Ein roter Roboter auf vier Rädern kurvt durch den Square. In dem weitläufigen HSG-Gebäude findet er sich bestens zurecht, weicht Menschen aus und überwindet Treppen. Der Roboter wird von einem seiner Entwickler gesteuert, könnte aber mittels Künstlicher Intelligenz (KI) auch komplett autonom unterwegs sein.

Im Square zeigte er sich anlässlich der ersten «University of St.Gallen Grand Challenge – The EU AI Act». An dieser haben am 18. und 19. Juli zwölf multidisziplinäre Teams verschiedene KI-Anwendungen darauf geprüft, inwiefern bei diesen Risiken in Bezug auf den geplanten «AI Act» der EU bestehen. Auch den erwähnten Roboter des Startups Swiss-Mile haben sie analysiert. 

EU plant weltweit erstes KI-Gesetz

Mit ihrem «AI Act» will die EU eine Verordnung zur Entwicklung und Nutzung von KI erlassen. Das Gesetz wird voraussichtlich 2026 in Kraft treten und weltweit das erste seiner Art sein. Es sieht vor, KI-Anwendungen je nach ihrem Risikopotential mit Auflagen zu versehen.

 «Es ist zu erwarten, dass einige Artikel des AI Acts in der Praxis schwierig anzuwenden sind oder zu viel Ermessensspielraum offenlassen», sagt Thomas Burri, HSG-Professor für Völkerrecht und Europarecht und Initiator der Grand Challenge. «Diese zwei Tage haben auch dazu gedient, zu erkennen, ob und wo es im Gesetzesentwurf Nachbesserungsbedarf gibt.» Burri wird die Erkenntnisse aus der Grand Challenge voraussichtlich in einem Bericht zusammenfassen und diesen auch an die EU-Organe weiterleiten.  

KI-Hersteller erhalten rechtliche Einschätzung

Neben dem Stresstest für das Gesetz haben während der zwei Tage an der HSG insgesamt sechs Hersteller von Produkten, die KI einsetzen, eine erste Einschätzung aus Sicht des AI Acts zu ihren Anwendungen erhalten. «Mit der bevorstehenden Einführung des KI-Gesetzes, gibt es viele Fragen, die meine Kunden haben. Die AI Grand Challenge hilft uns zu verstehen, was das Gesetzt für unser Unternehmen bedeuten könnte», sagte etwa Kevin Kuhn, CEO des Schweizer Startups Gopf, das KI-gestützte Strategieberatung anbietet.

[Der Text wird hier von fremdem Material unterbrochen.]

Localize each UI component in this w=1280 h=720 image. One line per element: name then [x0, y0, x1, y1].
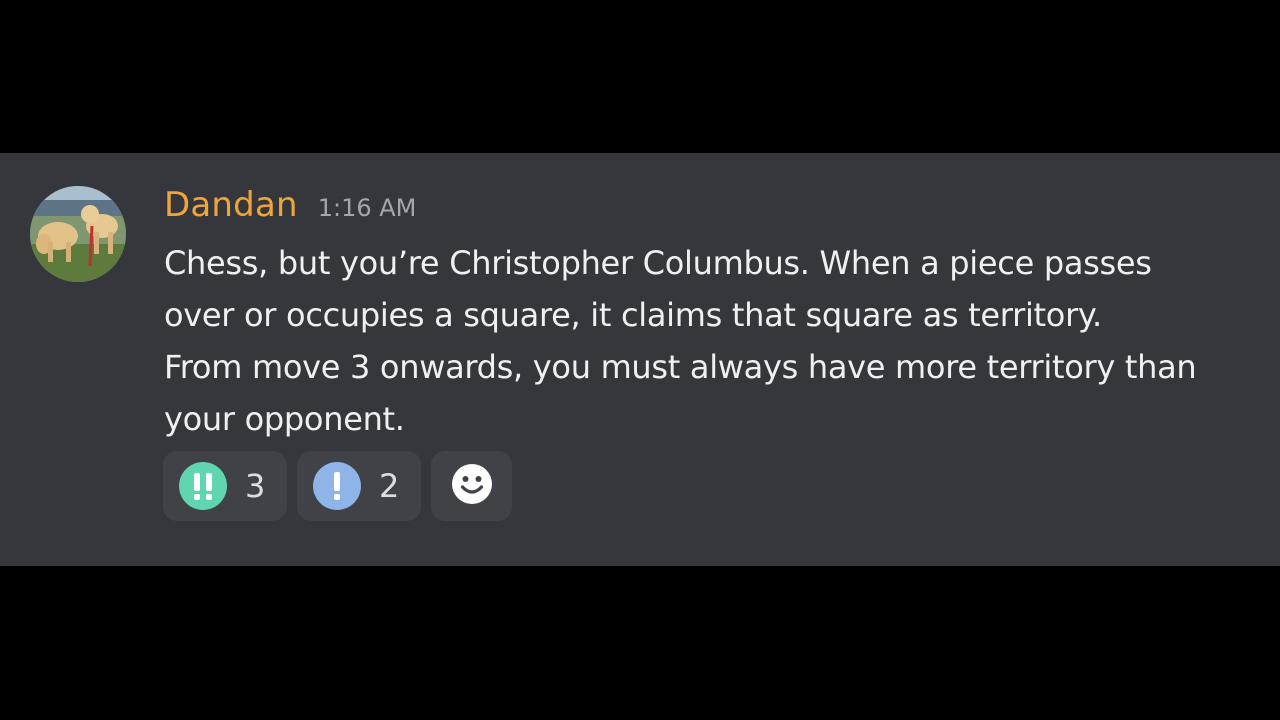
- message-line: Chess, but you’re Christopher Columbus. …: [164, 244, 1152, 282]
- message-content: Chess, but you’re Christopher Columbus. …: [164, 237, 1234, 445]
- chat-message: Dandan 1:16 AM Chess, but you’re Christo…: [0, 153, 1280, 566]
- message-line: over or occupies a square, it claims tha…: [164, 296, 1102, 334]
- reactions-bar: 3 2: [163, 451, 512, 521]
- username[interactable]: Dandan: [164, 185, 298, 225]
- double-exclamation-icon: [179, 462, 227, 510]
- smiley-add-reaction-icon: [451, 463, 493, 509]
- message-line: your opponent.: [164, 400, 405, 438]
- video-frame: Dandan 1:16 AM Chess, but you’re Christo…: [0, 0, 1280, 720]
- reaction-exclamation[interactable]: 2: [297, 451, 421, 521]
- reaction-count: 3: [245, 467, 266, 505]
- add-reaction-button[interactable]: [431, 451, 512, 521]
- message-line: From move 3 onwards, you must always hav…: [164, 348, 1197, 386]
- reaction-count: 2: [379, 467, 400, 505]
- avatar[interactable]: [30, 186, 126, 282]
- avatar-dogs-image: [30, 186, 126, 282]
- message-header: Dandan 1:16 AM: [164, 185, 416, 231]
- reaction-double-exclamation[interactable]: 3: [163, 451, 287, 521]
- timestamp: 1:16 AM: [317, 194, 417, 222]
- exclamation-icon: [313, 462, 361, 510]
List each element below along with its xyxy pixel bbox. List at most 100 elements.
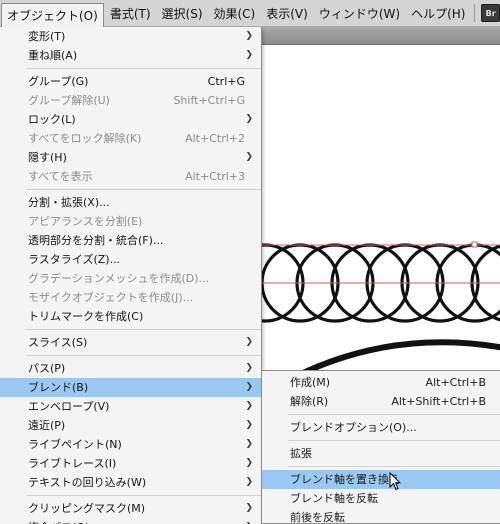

«Stärke ist die Perspektivenvielfalt»

Die Grand Challenge war als Wettkampf organisiert: Rund 30 Teams bewarben sich in der Vorrunde, zwölf wurden für das zweitägige Finale in St.Gallen eingeladen. Die Teams waren weitgehend multinational zusammengesetzt und vereinten Fachleute aus verschiedenen Disziplinen – darunter beispielsweise Anwälte, Computerwissen-schaftler, Philosophen und Ethiker, aber auch Vertreter von Unternehmen. 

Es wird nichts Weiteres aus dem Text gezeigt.